At the center of the story is the aforementioned Twilight Sparkle (voiced by Tara Strong), the youngest of several princesses ruling the magical land of Equestria. When the movie opens, a very nervous Twilight is planning a big party for all of Equestria, with help from her friends Rainbow Dash and Applejack (both voiced by Ashleigh Ball), Pinkie Pie and Fluttershy (Andrea Libman), Rarity (Tabitha St. Germain), and Spike (Cathy Weseluck).
In case you’re unfamiliar with the series but remain committed to reading a review of a movie titled “My Little Pony,” you should know that some of the above are indeed ponies, but the others are unicorns, alicorns, or pegasi. With the exception of Spike, who’s a baby dragon.
Still with us? Each of the animals has his or her own personality traits, which occasionally spark conflicts but more often unite them as a team. Rainbow Dash and Applejack, for example, are plain-speaking and practical. Pinkie Pie and Fluttershy are silly and sweet. Rarity is the fanciest, but still ready to help a filly out.
The ponies will have to work together after the villainous Tempest Shadow (Emily Blunt) crashes Twilight’s party, to kidnap Equestria’s princesses. She and her boss, the Storm King (Liev Schreiber), intend to steal their power for themselves. Twilight and her friends escape just in time, hoping to find Queen Novo (Uzo Aduba) and get help. But before they can reach her, their treacherous path will take them past a pirate captain (Zoe Saldana), a con-artist cat (Taye Diggs), and one very excitable mermaid seapony (Kristin Chenoweth).

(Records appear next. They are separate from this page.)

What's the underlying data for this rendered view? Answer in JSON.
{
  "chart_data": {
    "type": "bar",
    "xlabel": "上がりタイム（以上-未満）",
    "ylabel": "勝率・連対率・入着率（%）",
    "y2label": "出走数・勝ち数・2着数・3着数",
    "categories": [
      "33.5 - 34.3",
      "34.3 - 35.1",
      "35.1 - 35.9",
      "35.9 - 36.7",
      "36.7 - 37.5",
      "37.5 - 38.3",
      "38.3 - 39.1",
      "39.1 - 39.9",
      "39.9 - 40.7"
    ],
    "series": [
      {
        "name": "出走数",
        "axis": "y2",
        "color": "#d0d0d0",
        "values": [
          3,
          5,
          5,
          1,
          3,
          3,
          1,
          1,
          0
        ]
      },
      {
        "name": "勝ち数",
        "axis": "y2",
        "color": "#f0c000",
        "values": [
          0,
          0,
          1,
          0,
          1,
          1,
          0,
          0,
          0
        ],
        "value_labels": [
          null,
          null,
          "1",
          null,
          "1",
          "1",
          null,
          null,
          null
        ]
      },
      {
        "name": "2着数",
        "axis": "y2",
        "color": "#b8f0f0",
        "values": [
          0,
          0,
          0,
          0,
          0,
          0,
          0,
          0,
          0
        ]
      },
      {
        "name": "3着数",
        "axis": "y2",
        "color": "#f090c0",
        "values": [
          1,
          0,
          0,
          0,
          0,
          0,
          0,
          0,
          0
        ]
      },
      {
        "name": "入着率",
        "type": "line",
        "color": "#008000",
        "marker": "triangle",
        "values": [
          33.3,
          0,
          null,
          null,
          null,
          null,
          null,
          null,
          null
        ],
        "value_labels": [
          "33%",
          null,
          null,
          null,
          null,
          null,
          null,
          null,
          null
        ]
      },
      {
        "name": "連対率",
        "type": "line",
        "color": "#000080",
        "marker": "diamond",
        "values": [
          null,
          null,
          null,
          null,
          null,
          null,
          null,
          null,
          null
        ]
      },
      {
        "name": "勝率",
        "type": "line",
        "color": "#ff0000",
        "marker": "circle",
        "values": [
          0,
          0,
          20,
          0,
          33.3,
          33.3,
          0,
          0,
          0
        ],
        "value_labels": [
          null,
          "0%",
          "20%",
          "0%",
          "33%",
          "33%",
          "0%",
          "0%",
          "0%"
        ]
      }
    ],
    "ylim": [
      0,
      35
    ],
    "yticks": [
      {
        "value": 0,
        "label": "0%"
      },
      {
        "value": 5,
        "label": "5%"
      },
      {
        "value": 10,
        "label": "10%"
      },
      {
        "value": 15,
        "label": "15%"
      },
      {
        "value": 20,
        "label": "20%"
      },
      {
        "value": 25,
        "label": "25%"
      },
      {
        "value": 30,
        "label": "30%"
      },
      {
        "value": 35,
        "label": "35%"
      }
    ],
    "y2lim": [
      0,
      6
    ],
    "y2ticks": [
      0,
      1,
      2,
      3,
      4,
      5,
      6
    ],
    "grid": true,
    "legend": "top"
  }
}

So. Mermaids, pirates, ponies, and princesses? Nope, you haven’t just wandered into a depressingly generic, color-coded aisle at Toys “R” Us. The fierce pirates are girls and boys, the wise princesses save themselves and others, and everybody has a good time while learning some pretty awesome lessons.
Director Jayson Thiessen, co-screenwriter Meghan McCarthy, and the rest of the team behind the TV series (and this film) have long been upfront in their desire to upend gender norms. Both their goals and style have been carried over to the multiplex so faithfully, the movie mostly feels like an extended episode.
There are some decent songs — including one from Sia, who also plays a pony — but in general the formula stands. You’ll find the same unabashedly flat animation, gentle but genuine scares, and easy-to-understand humor (bumped up a notch by a funny Schreiber and Michael Peña’s hedgehog sidekick Grubber). You’ll also get clearly-drawn messages about friendship, responsibility, self-reliance, and kindness.
Together, it’s a blueprint that’s won millions of fans, not just among kids (and nostalgic former kids), but parents desperate for inspiring, child-friendly entertainment. So come for the glitter, but stay for the girl power.